COLUMBUS, Ohio — Mamie Rallins, a two-time Olympian and longtime Ohio State track & field coach, on Saturday was posthumously awarded USATF’s 2017 Robert Giegengack Award. The presentation was made Saturday night at the USATF Jesse Owens Awards Banquet.
Named after the former Yale University coach, the Robert Giegengack Award is awarded by the USATF board of directors to a person who excels in contributing to the excellence and high standards of the sport of track & field. It is USATF's highest accolade for contributions to the sport in any category of volunteer work.
“Mamie Rallins was a pioneer as an athlete and coach,” USATF chairman Steve Miller said. “She was a tremendously respected coach and an important trailblazer for African-American women in our sport. She is extraordinarily deserving of this award.”
Growing up on Chicago’s south side in the 1950s, Rallins began competing in track and field at age 15, earning a scholarship to become a Tigerbelle under coach Ed Temple at Tennessee State University. Making her first Olympic team at what was then a relatively advanced age of 27, Rallins competed in the hurdles at the 1968 and 1972 Olympic Games.

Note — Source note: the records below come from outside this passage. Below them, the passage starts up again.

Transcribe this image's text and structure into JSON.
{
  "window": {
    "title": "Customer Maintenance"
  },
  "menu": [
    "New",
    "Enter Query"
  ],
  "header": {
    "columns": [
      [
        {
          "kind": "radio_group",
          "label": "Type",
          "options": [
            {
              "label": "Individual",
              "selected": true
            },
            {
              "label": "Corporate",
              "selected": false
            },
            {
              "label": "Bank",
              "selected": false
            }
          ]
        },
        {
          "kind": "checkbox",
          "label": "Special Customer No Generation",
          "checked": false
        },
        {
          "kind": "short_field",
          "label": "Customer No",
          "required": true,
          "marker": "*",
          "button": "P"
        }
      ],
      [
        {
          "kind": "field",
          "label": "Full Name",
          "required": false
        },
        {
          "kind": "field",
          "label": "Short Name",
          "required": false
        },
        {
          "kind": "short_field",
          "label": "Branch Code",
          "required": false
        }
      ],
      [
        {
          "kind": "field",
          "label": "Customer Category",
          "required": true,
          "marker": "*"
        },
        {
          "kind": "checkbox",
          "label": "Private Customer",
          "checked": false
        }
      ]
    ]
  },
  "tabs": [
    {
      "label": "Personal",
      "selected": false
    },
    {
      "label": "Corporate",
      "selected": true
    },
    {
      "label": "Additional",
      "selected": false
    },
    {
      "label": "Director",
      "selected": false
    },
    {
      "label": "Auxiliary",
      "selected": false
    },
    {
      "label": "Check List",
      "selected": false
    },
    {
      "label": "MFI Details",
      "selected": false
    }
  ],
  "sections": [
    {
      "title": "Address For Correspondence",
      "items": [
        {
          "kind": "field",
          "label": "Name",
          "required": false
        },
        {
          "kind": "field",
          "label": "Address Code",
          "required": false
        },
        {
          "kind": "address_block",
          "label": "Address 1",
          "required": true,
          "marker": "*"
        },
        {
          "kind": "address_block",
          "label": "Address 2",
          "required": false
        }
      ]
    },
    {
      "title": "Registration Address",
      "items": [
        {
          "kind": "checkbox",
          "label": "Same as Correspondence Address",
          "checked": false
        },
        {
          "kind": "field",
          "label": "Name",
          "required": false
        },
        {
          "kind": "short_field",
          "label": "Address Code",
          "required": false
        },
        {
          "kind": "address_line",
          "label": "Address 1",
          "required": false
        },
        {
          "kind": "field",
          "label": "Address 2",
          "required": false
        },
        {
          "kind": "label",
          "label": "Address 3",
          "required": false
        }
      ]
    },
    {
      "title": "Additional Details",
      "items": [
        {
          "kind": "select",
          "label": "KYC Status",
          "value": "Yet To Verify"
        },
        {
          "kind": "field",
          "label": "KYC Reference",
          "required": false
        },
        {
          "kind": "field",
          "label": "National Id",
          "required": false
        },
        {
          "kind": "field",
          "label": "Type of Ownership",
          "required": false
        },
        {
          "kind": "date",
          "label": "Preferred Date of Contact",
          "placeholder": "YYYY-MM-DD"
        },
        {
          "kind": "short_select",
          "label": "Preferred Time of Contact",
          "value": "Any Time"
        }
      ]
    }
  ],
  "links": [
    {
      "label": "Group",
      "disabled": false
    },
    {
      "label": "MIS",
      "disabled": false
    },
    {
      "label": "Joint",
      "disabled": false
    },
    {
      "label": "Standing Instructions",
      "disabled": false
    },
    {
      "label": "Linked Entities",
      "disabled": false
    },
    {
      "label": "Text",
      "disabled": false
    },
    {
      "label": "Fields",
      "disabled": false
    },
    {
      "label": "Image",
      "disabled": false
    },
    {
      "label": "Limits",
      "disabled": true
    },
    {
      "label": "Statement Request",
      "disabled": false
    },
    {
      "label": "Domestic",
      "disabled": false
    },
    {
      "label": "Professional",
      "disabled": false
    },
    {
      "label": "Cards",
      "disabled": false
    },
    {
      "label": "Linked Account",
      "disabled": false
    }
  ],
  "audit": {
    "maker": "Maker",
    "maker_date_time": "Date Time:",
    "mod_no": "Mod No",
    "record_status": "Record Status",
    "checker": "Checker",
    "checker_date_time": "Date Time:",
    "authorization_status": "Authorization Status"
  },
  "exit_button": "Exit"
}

In 1976, she was hired as head women’s track & field coach at The Ohio State University. The first African-American woman to coach at OSU, she led the Buckeyes for 18 years and coached her athletes to 60 Big Ten indoor and outdoor championships and mentored 24 All-American athletes. Among her mentees was hurdler Stephanie Hightower, largely considered the greatest female athlete in Ohio State history and the president of USATF from 2008-1016. Rallins finished her collegiate coaching career at Hampton University and Chicago State.
Rallins was active on the international level as a coach as well. She was an assistant coach for Team USA the 1996 Olympic Games and head manager for the 2000 Olympic Team. She served on Team USA staffs as a coach for the 1979 and 1995 World University Games, the 1981 USA vs. USSR meet and the 1987 Indoor World Championships.
Mamie Rallins died in a car accident in 2016, at age 74.